The Great Horned Owl of the Pacific Northwest
The BC Coastal Region has a fairly large population of Great Horned Owls but you would be considered lucky to see one. They always hunt at night and usually deep in the old growth forests. They reside year round in their territories the southern coast
The Great Horned Owl is a large bird standing up to 70 cm tall with a wingspan up to 160 cm. Males and females are similar in appearance, except the female is a wee bit larger. The plumage of the great horned owl varies regionally, from pale to dark. In general, they have brown body plumage covered with darker brown spots, white throat feathers and cross barring on the under parts. The white feathers stand out like a collar against the darker feathers.
The Great Horned Owls facial disk has light brown feathers and whiter feathers that form a V between the eyes. Their ear tufts are large and set far apart on the head.
Of course, if you hear one call, that is also a great identification aid.
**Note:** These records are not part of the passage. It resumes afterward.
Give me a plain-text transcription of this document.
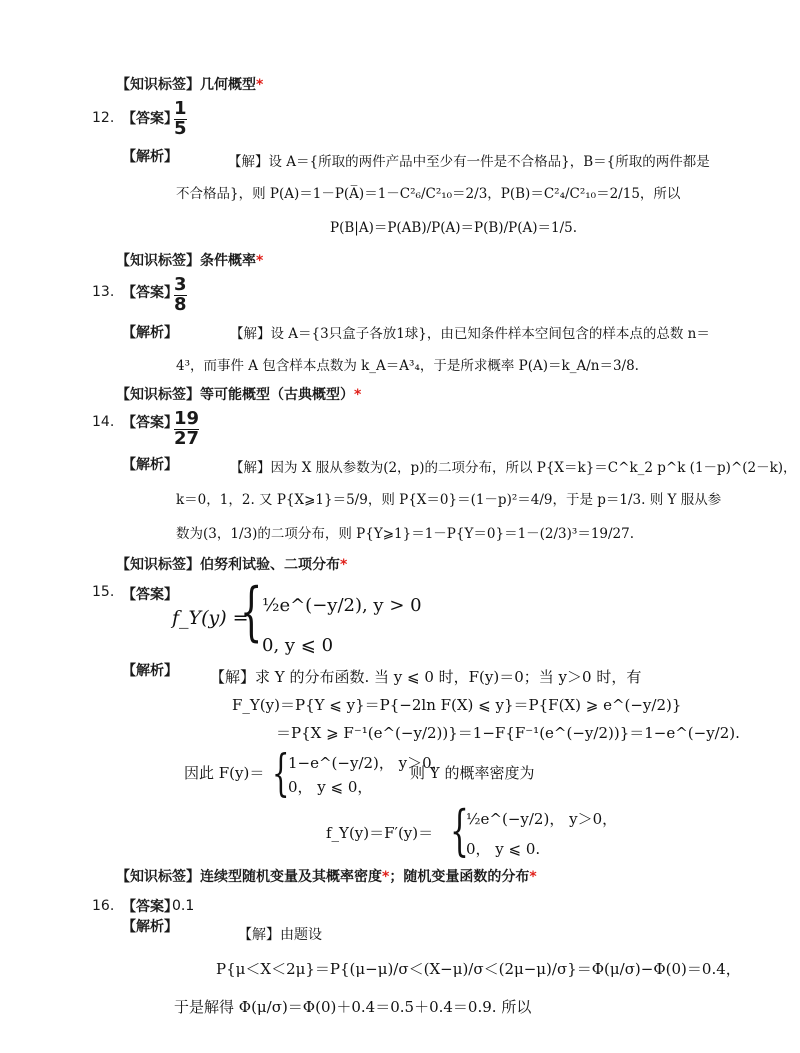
【知识标签】几何概型*
12. 【答案】
$\frac{1}{5}$
【解析】	【解】设 A＝{所取的两件产品中至少有一件是不合格品}，B＝{所取的两件都是
不合格品}，则 P(A)＝1－P(A̅)＝1－C²₆/C²₁₀＝2/3，P(B)＝C²₄/C²₁₀＝2/15，所以
P(B|A)＝P(AB)/P(A)＝P(B)/P(A)＝1/5.
【知识标签】条件概率*
13. 【答案】
$\frac{3}{8}$
【解析】	【解】设 A＝{3只盒子各放1球}，由已知条件样本空间包含的样本点的总数 n＝
4³，而事件 A 包含样本点数为 k_A＝A³₄，于是所求概率 P(A)＝k_A/n＝3/8.
【知识标签】等可能概型（古典概型）*
14. 【答案】
$\frac{19}{27}$
【解析】	【解】因为 X 服从参数为(2，p)的二项分布，所以 P{X＝k}＝C^k_2 p^k (1－p)^(2－k)，
k＝0，1，2. 又 P{X⩾1}＝5/9，则 P{X＝0}＝(1－p)²＝4/9，于是 p＝1/3. 则 Y 服从参
数为(3，1/3)的二项分布，则 P{Y⩾1}＝1－P{Y＝0}＝1－(2/3)³＝19/27.
【知识标签】伯努利试验、二项分布*
15. 【答案】
f_Y(y) =
{ ½e^(−y/2), y > 0
0, y ⩽ 0
【解析】 【解】求 Y 的分布函数. 当 y ⩽ 0 时，F(y)＝0；当 y＞0 时，有
F_Y(y)＝P{Y ⩽ y}＝P{−2ln F(X) ⩽ y}＝P{F(X) ⩾ e^(−y/2)}
＝P{X ⩾ F⁻¹(e^(−y/2))}＝1−F{F⁻¹(e^(−y/2))}＝1−e^(−y/2).
因此 F(y)＝ {
1−e^(−y/2)， y＞0，
0， y ⩽ 0，
则 Y 的概率密度为
f_Y(y)＝F′(y)＝ {
½e^(−y/2)， y＞0，
0， y ⩽ 0.
【知识标签】连续型随机变量及其概率密度*；随机变量函数的分布*
16. 【答案】
0.1
【解析】	【解】由题设
P{μ＜X＜2μ}＝P{(μ−μ)/σ＜(X−μ)/σ＜(2μ−μ)/σ}＝Φ(μ/σ)−Φ(0)＝0.4，
于是解得 Φ(μ/σ)＝Φ(0)＋0.4＝0.5＋0.4＝0.9. 所以
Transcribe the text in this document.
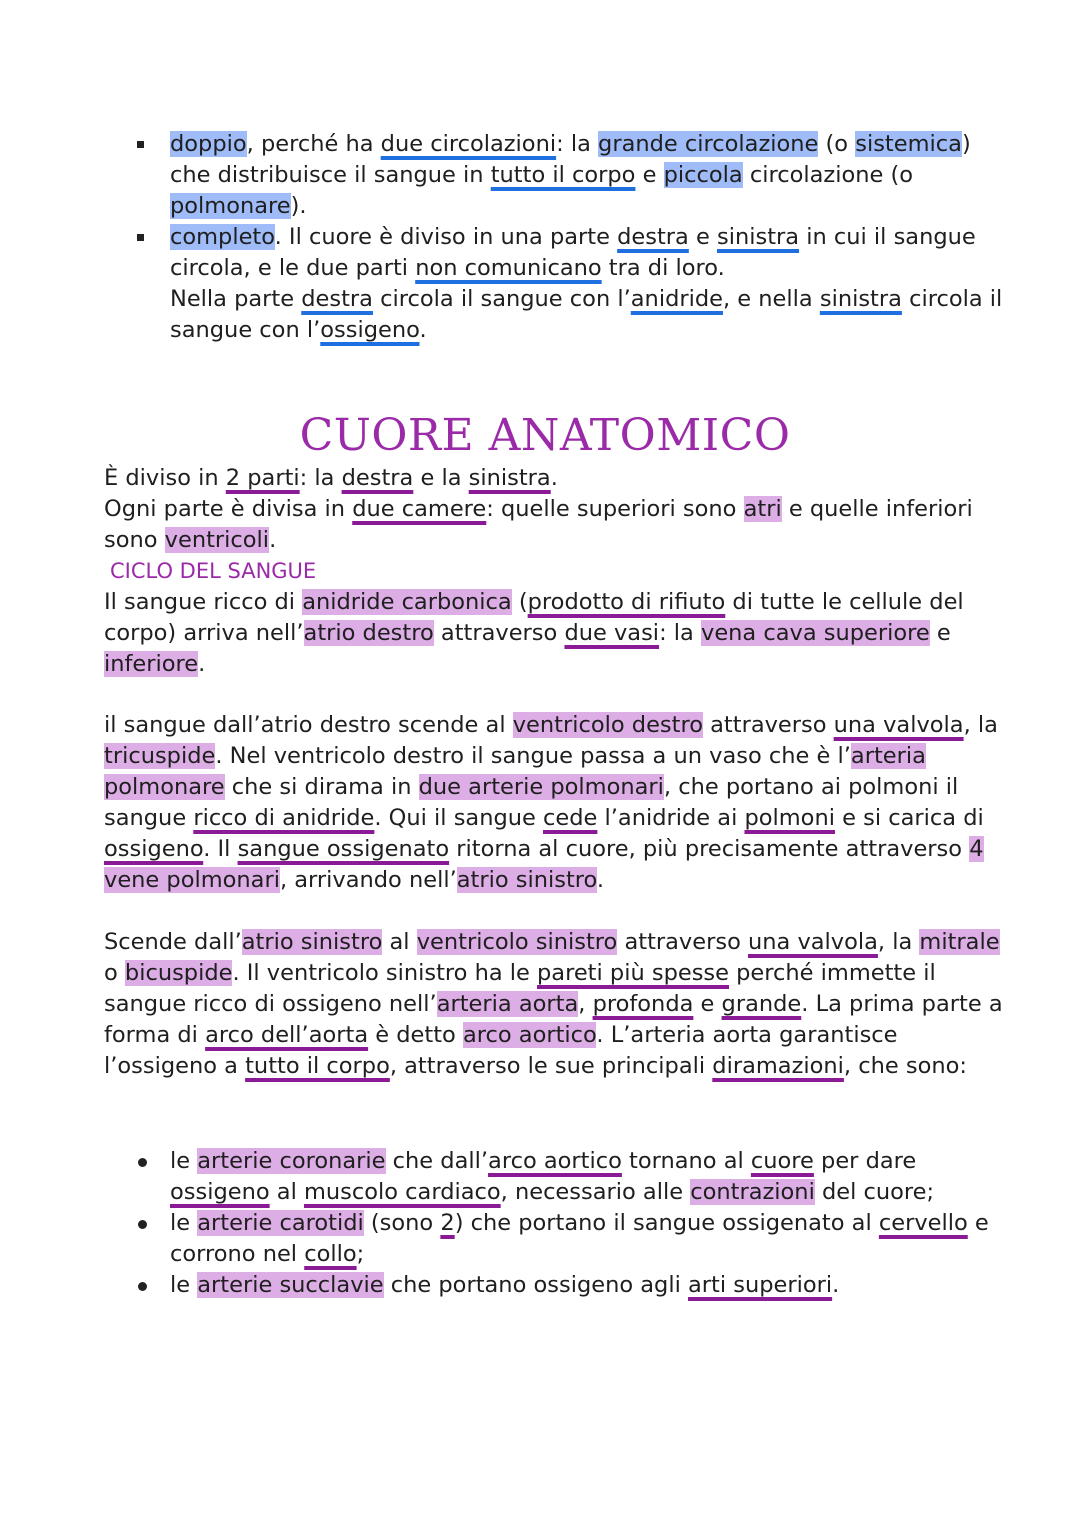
doppio, perché ha due circolazioni: la grande circolazione (o sistemica) che distribuisce il sangue in tutto il corpo e piccola circolazione (o polmonare).
completo. Il cuore è diviso in una parte destra e sinistra in cui il sangue circola, e le due parti non comunicano tra di loro.
Nella parte destra circola il sangue con l’anidride, e nella sinistra circola il sangue con l’ossigeno.
CUORE ANATOMICO

È diviso in 2 parti: la destra e la sinistra.
Ogni parte è divisa in due camere: quelle superiori sono atri e quelle inferiori sono ventricoli.

CICLO DEL SANGUE

Il sangue ricco di anidride carbonica (prodotto di rifiuto di tutte le cellule del corpo) arriva nell’atrio destro attraverso due vasi: la vena cava superiore e inferiore.

il sangue dall’atrio destro scende al ventricolo destro attraverso una valvola, la tricuspide. Nel ventricolo destro il sangue passa a un vaso che è l’arteria polmonare che si dirama in due arterie polmonari, che portano ai polmoni il sangue ricco di anidride. Qui il sangue cede l’anidride ai polmoni e si carica di ossigeno. Il sangue ossigenato ritorna al cuore, più precisamente attraverso 4 vene polmonari, arrivando nell’atrio sinistro.

Scende dall’atrio sinistro al ventricolo sinistro attraverso una valvola, la mitrale o bicuspide. Il ventricolo sinistro ha le pareti più spesse perché immette il sangue ricco di ossigeno nell’arteria aorta, profonda e grande. La prima parte a forma di arco dell’aorta è detto arco aortico. L’arteria aorta garantisce l’ossigeno a tutto il corpo, attraverso le sue principali diramazioni, che sono:

le arterie coronarie che dall’arco aortico tornano al cuore per dare ossigeno al muscolo cardiaco, necessario alle contrazioni del cuore;
le arterie carotidi (sono 2) che portano il sangue ossigenato al cervello e corrono nel collo;
le arterie succlavie che portano ossigeno agli arti superiori.
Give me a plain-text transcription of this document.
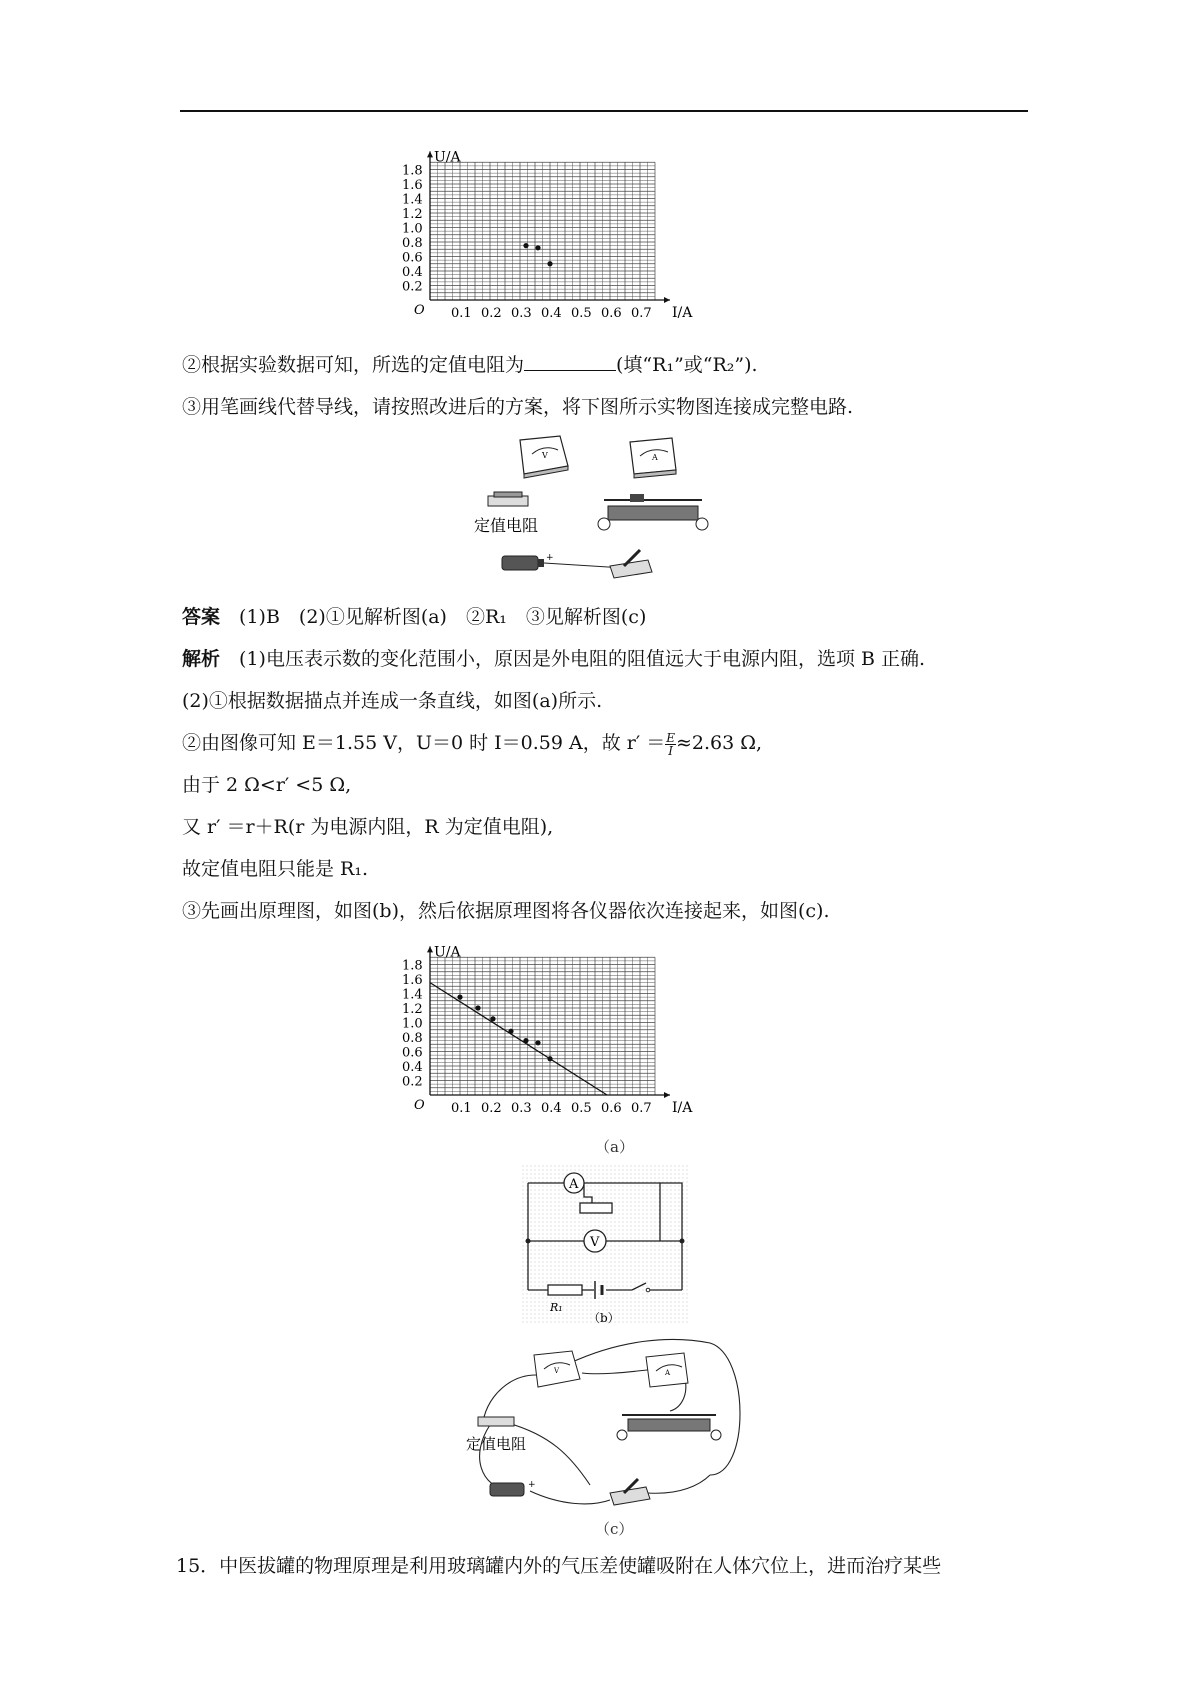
1.8
1.6
1.4
1.2
1.0
0.8
0.6
0.4
0.2
0.1 0.2 0.3 0.4 0.5 0.6 0.7
O
U/A
I/A
②根据实验数据可知，所选的定值电阻为	(填“R₁”或“R₂”).
③用笔画线代替导线，请按照改进后的方案，将下图所示实物图连接成完整电路.
V	A
定值电阻
+
答案　 (1)B　(2)①见解析图(a)　②R₁　③见解析图(c)
解析　 (1)电压表示数的变化范围小，原因是外电阻的阻值远大于电源内阻，选项 B 正确.
(2)①根据数据描点并连成一条直线，如图(a)所示.
②由图像可知 E＝1.55 V，U＝0 时 I＝0.59 A，故 $r' = \frac{E}{I} \approx 2.63$ Ω,
由于 2 Ω<r′ <5 Ω,
又 r′ ＝r＋R(r 为电源内阻，R 为定值电阻),
故定值电阻只能是 R₁.
③先画出原理图，如图(b)，然后依据原理图将各仪器依次连接起来，如图(c).
1.8
1.6
1.4
1.2
1.0
0.8
0.6
0.4
0.2
0.1 0.2 0.3 0.4 0.5 0.6 0.7
O
U/A
I/A
（a）
A
V
R₁
（b）
V	A
定值电阻
+
（c）
15．中医拔罐的物理原理是利用玻璃罐内外的气压差使罐吸附在人体穴位上，进而治疗某些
Their call is a series of deep hoots, from 3 to 8 notes long, Young great horned owls have a loud call that sounds like short blasts of escaping steam from an old train, it is used to tell the adults that they want food.
Great horned owl eggs may be laid in January or February right up through April. They use abandoned stick nests of other birds of prey, but also nest in hollows of trees or old buildings. Generally 2 or 3 eggs are laid. Both the male and female incubate the eggs for around 35 days. After hatching, the young are fed by both parents, and the parents will defend their young from all perceived threats. If a young owl falls from the nest prematurely, the adults will continue to care for the bird on the ground. The young fledge from the nest at 45 to 55 days old.
The Great Horned Owl can live to 12 or more years and some captive birds have reached more than 30 years old.
When hunting, the owl will listen for sounds that betray a potential food source. After pinpointing the preys location they swoop in and pounce on its prey with talons fully spread. Smaller prey is swallowed whole, but larger prey is usually ripped into pieces before eating.
Great horned owls eat a wide variety of prey, both small and large, including squirrels, shrews, muskrats, mice, snakes, frogs, grasshoppers, and a wide variety of birds, from small ones like robins and sparrows to wild ducks, grouse, quail.
Several hours after an owl has eaten, its stomach forms a pellet of fur, feathers, and bones, the owl then regurgitates this pellet. Owls may have a favorite roost or perch spot where they cast out these pellets. If you see a large amount of them around a tree base, you can check them out to see just what these owls are eating.
These owls eyes are fixed in their skulls and they must move their head to see, they have several extra vertebra in their necks that allow them to rotate their heads 270 degrees.
These owls have incredible senses of hearing and sight, traits that allows them to hunt at night. Their ears are located on the sides of the head, but are off-set, not symmetrical like human ears. This enables the owl to pinpoint the source of a sound.